Cannes 2016 : Verhoeven + Farhadi

par Jacques Kermabon

Réalisme moral et Huppert-film

Les articulations thématiques se confirment avec les deux films qui clôturent la compétition, deux femmes victimes d’une intrusion intempestive à leur domicile, figure ô combien balisée de l’acmé de tant de fictions cinématographiques depuis au moins Griffith. Mais, chez Paul Verhoeven et Asghar Farhadi, si ces violences faites à des femmes y représentent des temps forts, les fictions en explorent plutôt les répercussions, les implications selon des modalités pour le moins dissemblables.

Adapté d’un roman de Philippe Djian, Elle est un Huppert-film, centré sur le personnage qu’elle interprète, d’une sensualité cérébrale et minérale, violée chez elle par un homme masqué et d’une capacité de résilience hors du commun, puisée dans une enfance où elle a côtoyé le mal absolu. La scène de l’agression est revécue à plusieurs reprises et mise en scène à chaque fois selon un angle nouveau jusqu’à la vengeance comme peuvent se l’imaginer les victimes quand elles se remémorent leur traumatisme.

On ne voit pas l’agression dans Le Client, seulement son effet quand le mari retrouve à l’hôpital sa femme blessée à la tête. Ils venaient d’emménager dans un nouvel appartement et l’agresseur y est venu pensant trouver la précédente locataire que les voisins décrivent comme de mœurs légères.

Tant chez Verhoeven que chez Farhadi, les victimes décident de ne pas porter plainte et d’identifier par eux-mêmes l’agresseur.

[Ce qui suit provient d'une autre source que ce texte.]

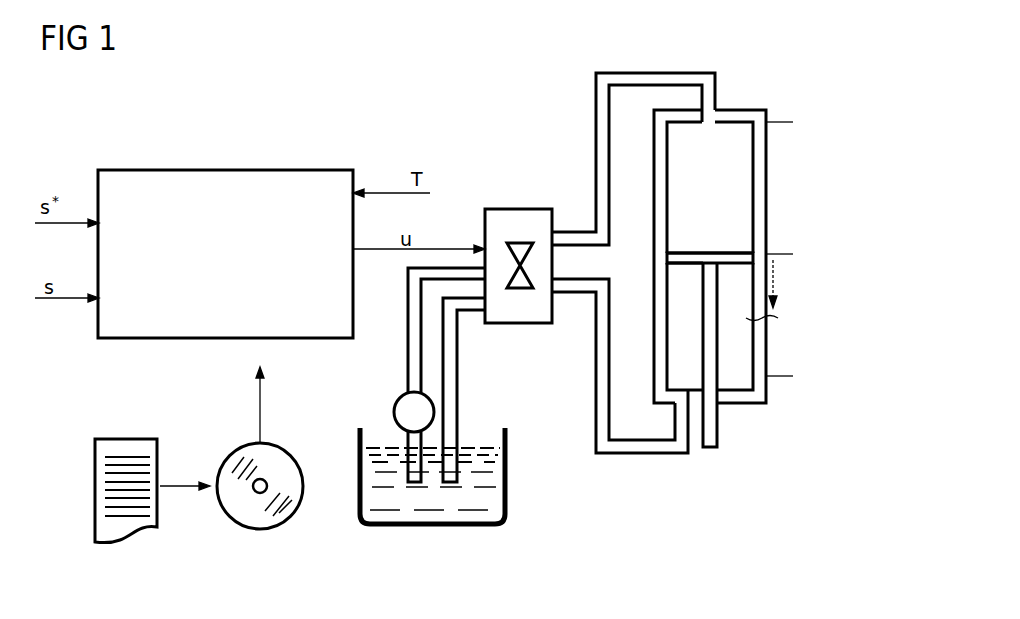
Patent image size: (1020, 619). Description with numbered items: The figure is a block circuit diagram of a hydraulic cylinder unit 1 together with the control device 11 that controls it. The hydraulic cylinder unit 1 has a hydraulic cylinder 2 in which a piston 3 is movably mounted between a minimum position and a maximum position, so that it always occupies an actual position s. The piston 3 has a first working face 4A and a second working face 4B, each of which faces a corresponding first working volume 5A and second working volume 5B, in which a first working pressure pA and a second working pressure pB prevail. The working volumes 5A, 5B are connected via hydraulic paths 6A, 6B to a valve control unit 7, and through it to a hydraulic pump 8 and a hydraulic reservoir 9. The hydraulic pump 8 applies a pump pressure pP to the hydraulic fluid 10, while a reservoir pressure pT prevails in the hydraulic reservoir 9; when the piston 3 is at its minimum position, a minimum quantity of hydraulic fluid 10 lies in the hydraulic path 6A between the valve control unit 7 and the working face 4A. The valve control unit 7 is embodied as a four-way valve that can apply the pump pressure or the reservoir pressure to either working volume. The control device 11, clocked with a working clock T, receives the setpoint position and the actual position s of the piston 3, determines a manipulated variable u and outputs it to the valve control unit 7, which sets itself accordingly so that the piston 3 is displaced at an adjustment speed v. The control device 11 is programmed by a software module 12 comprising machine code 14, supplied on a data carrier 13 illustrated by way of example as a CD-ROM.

Codirectrice d’une société de création de jeux vidéo, Michèle (Isabelle Huppert) vit seule et, tout en s’armant pour se défendre en cas de récidive, cherche à savoir qui est celui qui la harcèle. Dans Le Client, c’est le mari qui mène l’enquête sans le dire à sa femme.

Là où Farhadi creuse la piste d’un certain réalisme, plante un état de la société iranienne et pose des questions de morales, Verhoeven campe une comédie cruelle et joyeusement immorale.

Le Client s’empêtre un peu dans la représentation de La Mort d’un commis voyageur qu’ils répètent puis jouent en amateur – lui est enseignant. L’alternance entre ce travail théâtral et leur vie quotidienne, dans laquelle la recherche de l’agresseur prend de plus en plus de place, permet de dynamiser le scénario, mais aussi parfois le dilue.

On conserve du film de Farhadi le souvenir d’un gris un peu poisseux et assez conventionnel. On peut lui préférer les couleurs tranchées de celui de Verhoeven, même si le scénario perd un peu de sa rigueur dans la deuxième partie du film. Le Client guide le spectateur dans les atermoiements psychologiques des personnages, résolution à la clé sur une ambiguïté morale. Plus jubilatoire, Elle déploie un nœud de questions sans jamais sombrer dans la psychologie ni prétendre donner le fin mot d’une histoire qu’on pressent irriguée par l’entrelacs de profondes racines secrètes.

La compétition finit comme elle a commencé, en beauté et dans la diversité.